1. The history, morphology and technics of counting of basophils have been briefly reviewed.

2. A marked relative and absolute increase of basophils was always found in chronic myelogenous leukemia. Moderate relative and absolute increases of basophils usually occurred in myeloid metaplasias (including polycythemia vera with leukocytosis). In some cases of iron-deficiency, hemolytic and toxic anemias of long standing there may be moderate increases of blood basophils.

3. Marked relative and absolute decreases of basophils occurred in almost all cases of neutrophilic leukocytosis or leukemoid reaction, associated with infection, neoplasia, tissue necrosis or acute anemia. Patients with chronic lymphatic leukemia, monocytic leukemia or acute leukemia almost always have relative and absolute decreases of circulating basophils.

4. In our experience there is no evidence that basophils possess any peculiar radioresistant qualities. In general, the basophils fall proportionately with the decline of leukocyte counts during Myleran, P32 and x-ray therapy of chronic myelogenous leukemia and myeloid metaplasia.
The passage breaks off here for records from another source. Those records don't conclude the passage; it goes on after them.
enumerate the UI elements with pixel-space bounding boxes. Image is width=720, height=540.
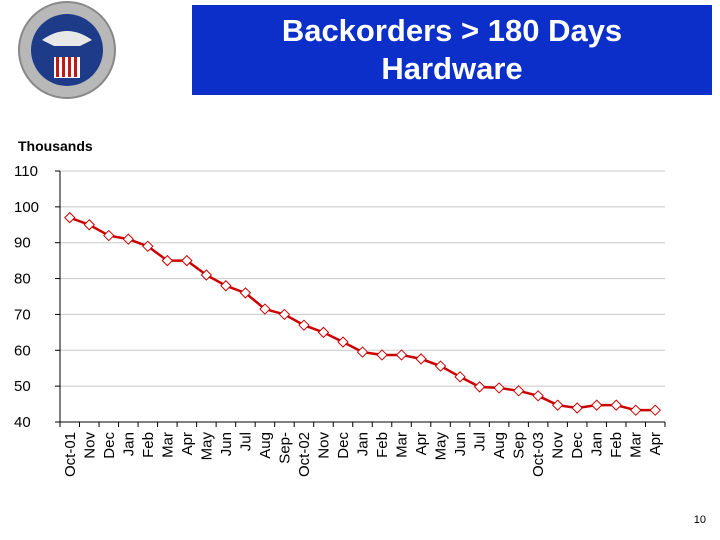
point-marker [181, 254, 193, 267]
point-marker [337, 336, 349, 348]
x-tick-label: Nov [315, 432, 332, 459]
logo [18, 1, 116, 99]
point-marker [298, 319, 310, 331]
x-tick-label: Dec [335, 432, 352, 459]
x-tick-label: Jul [237, 432, 254, 451]
y-tick-label: 110 [14, 163, 38, 180]
x-tick-label: May [198, 432, 215, 461]
x-tick-label: Feb [140, 432, 157, 458]
point-marker [142, 240, 154, 253]
x-tick-label: Nov [81, 432, 98, 459]
point-marker [512, 385, 525, 397]
x-tick-label: Mar [394, 432, 411, 458]
x-tick-label: Jun [452, 432, 469, 456]
x-tick-label: Dec [569, 432, 586, 459]
x-tick-label: Jul [472, 432, 489, 451]
point-marker [532, 390, 544, 402]
x-tick-label: Aug [257, 432, 274, 459]
x-tick-label: Apr [179, 432, 196, 455]
y-tick-label: 100 [14, 199, 39, 216]
point-marker [395, 349, 408, 361]
point-marker [610, 399, 622, 411]
point-marker [317, 326, 330, 339]
point-marker [220, 280, 232, 292]
point-marker [161, 254, 174, 267]
x-tick-label: Mar [628, 432, 645, 458]
x-tick-label: Apr [647, 432, 664, 455]
point-marker [376, 349, 388, 361]
x-tick-label: Sep- [276, 432, 293, 464]
point-marker [434, 360, 447, 372]
x-tick-label: Mar [159, 432, 176, 458]
y-tick-label: 70 [14, 306, 31, 323]
point-marker [278, 308, 291, 321]
point-marker [103, 229, 115, 242]
x-tick-label: Dec [101, 432, 118, 459]
point-marker [356, 346, 369, 358]
y-tick-label: 90 [14, 235, 31, 252]
x-tick-label: Oct-01 [62, 432, 79, 477]
x-tick-label: Feb [608, 432, 625, 458]
series-line [69, 216, 656, 412]
point-marker [259, 303, 271, 315]
point-marker [454, 371, 466, 383]
y-tick-label: 80 [14, 271, 31, 288]
point-marker [415, 353, 427, 365]
y-tick-label: 60 [14, 342, 31, 359]
point-marker [83, 219, 95, 231]
x-tick-label: Sep [511, 432, 528, 459]
point-marker [473, 381, 486, 393]
y-tick-label: 40 [14, 414, 31, 431]
x-tick-label: May [433, 432, 450, 461]
x-tick-label: Apr [413, 432, 430, 455]
x-tick-label: Jun [218, 432, 235, 456]
point-marker [493, 382, 505, 394]
point-marker [200, 269, 213, 281]
point-marker [630, 404, 642, 416]
x-tick-label: Jan [589, 432, 606, 456]
x-tick-label: Oct-03 [530, 432, 547, 477]
y-tick-label: 50 [14, 378, 31, 395]
point-marker [590, 399, 603, 411]
x-tick-label: Oct-02 [296, 432, 313, 477]
x-tick-label: Jan [355, 432, 372, 456]
x-tick-label: Aug [491, 432, 508, 459]
x-tick-label: Nov [550, 432, 567, 459]
point-marker [571, 402, 583, 414]
point-marker [239, 287, 252, 299]
x-tick-label: Feb [374, 432, 391, 458]
chart-title: Backorders > 180 Days Hardware [192, 5, 712, 95]
point-marker [64, 211, 76, 224]
page-number: 10 [693, 514, 706, 526]
x-tick-label: Jan [120, 432, 137, 456]
point-marker [551, 399, 564, 411]
y-axis-label: Thousands [18, 138, 93, 154]
point-marker [122, 233, 135, 245]
point-marker [649, 404, 661, 416]
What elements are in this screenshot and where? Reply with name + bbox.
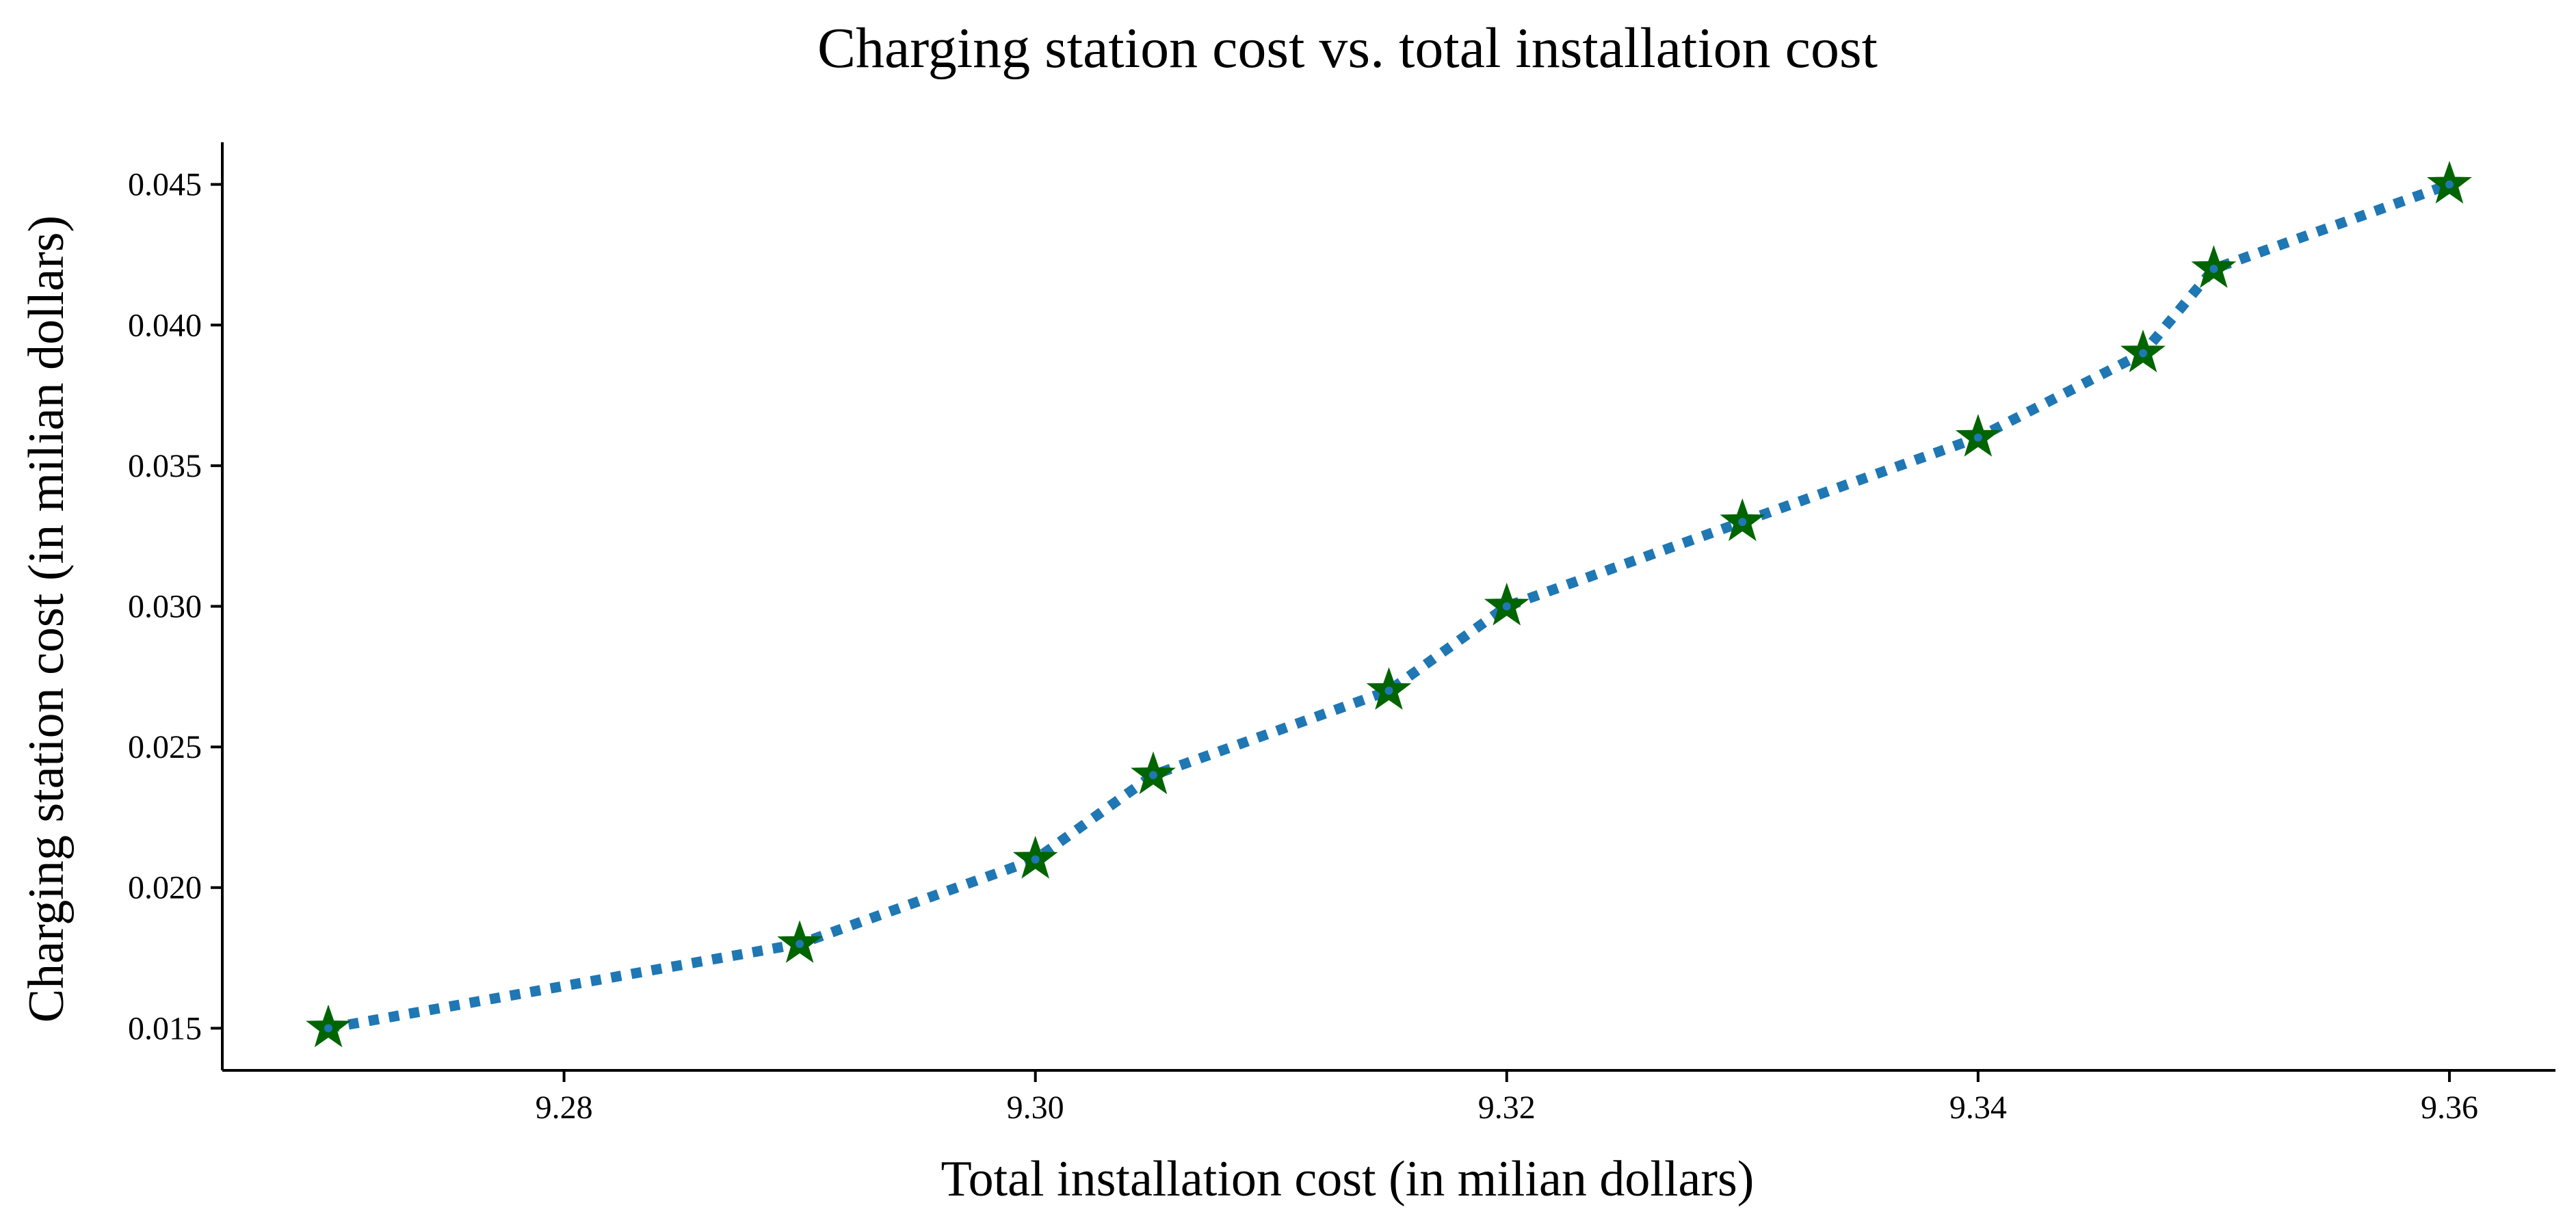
y-ticks: 0.015 0.020 0.025 0.030 0.035 0.040 0.045 <box>128 167 222 1046</box>
y-tick-label: 0.015 <box>128 1010 202 1046</box>
x-tick-label: 9.30 <box>1007 1090 1064 1126</box>
markers <box>306 161 2472 1048</box>
y-tick-label: 0.020 <box>128 870 202 906</box>
x-tick-label: 9.28 <box>536 1090 593 1126</box>
x-tick-label: 9.36 <box>2421 1090 2478 1126</box>
data-point-center <box>2139 349 2148 358</box>
x-axis-label: Total installation cost (in milian dolla… <box>941 1151 1754 1207</box>
y-tick-label: 0.045 <box>128 167 202 203</box>
y-tick-label: 0.025 <box>128 729 202 765</box>
y-tick-label: 0.040 <box>128 307 202 343</box>
x-ticks: 9.28 9.30 9.32 9.34 9.36 <box>536 1070 2478 1126</box>
y-tick-label: 0.030 <box>128 589 202 625</box>
data-point-center <box>1502 602 1511 611</box>
data-point-center <box>1148 771 1157 780</box>
data-point-center <box>1973 433 1982 442</box>
data-point-center <box>1738 518 1747 527</box>
data-point-center <box>324 1024 333 1033</box>
data-point-center <box>796 939 804 948</box>
chart-title: Charging station cost vs. total installa… <box>817 16 1878 80</box>
x-tick-label: 9.32 <box>1478 1090 1536 1126</box>
y-tick-label: 0.035 <box>128 448 202 484</box>
data-point-center <box>1031 855 1040 864</box>
x-tick-label: 9.34 <box>1949 1090 2007 1126</box>
series-line <box>327 179 2452 1033</box>
y-axis-label: Charging station cost (in milian dollars… <box>18 215 75 1022</box>
data-point-center <box>1384 686 1393 695</box>
data-point-center <box>2209 265 2218 274</box>
data-point-center <box>2445 180 2454 189</box>
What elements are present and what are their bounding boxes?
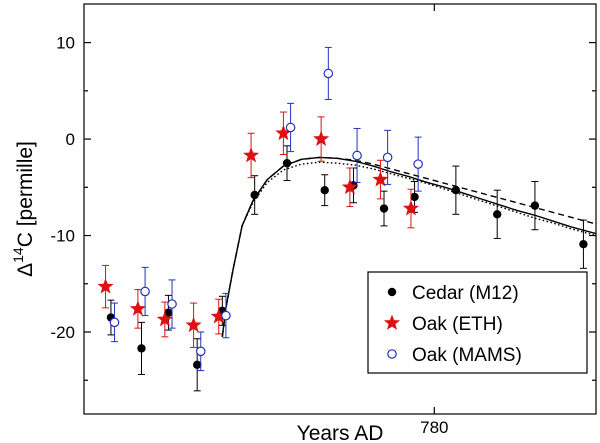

The suppressing action of these therapeutic agents seems to be on the proliferating blast cell.

5. The function of the basophils is not known, but it has been postulated that they might act as "heparinocytes," inhibiting clotting and stasis of blood and lymph in areas of inflammation.

6. There is suggestive evidence that the basophilopenia in cases of infection, neoplasia, tissue necrosis and acute anemia is analogous to the eosinophilopenia of the "stress reaction" mediated via the adrenal glands; however, it must be admitted that this has not been unequivocally established, and other mechanisms may play a role in controlling the levels of circulating basophils.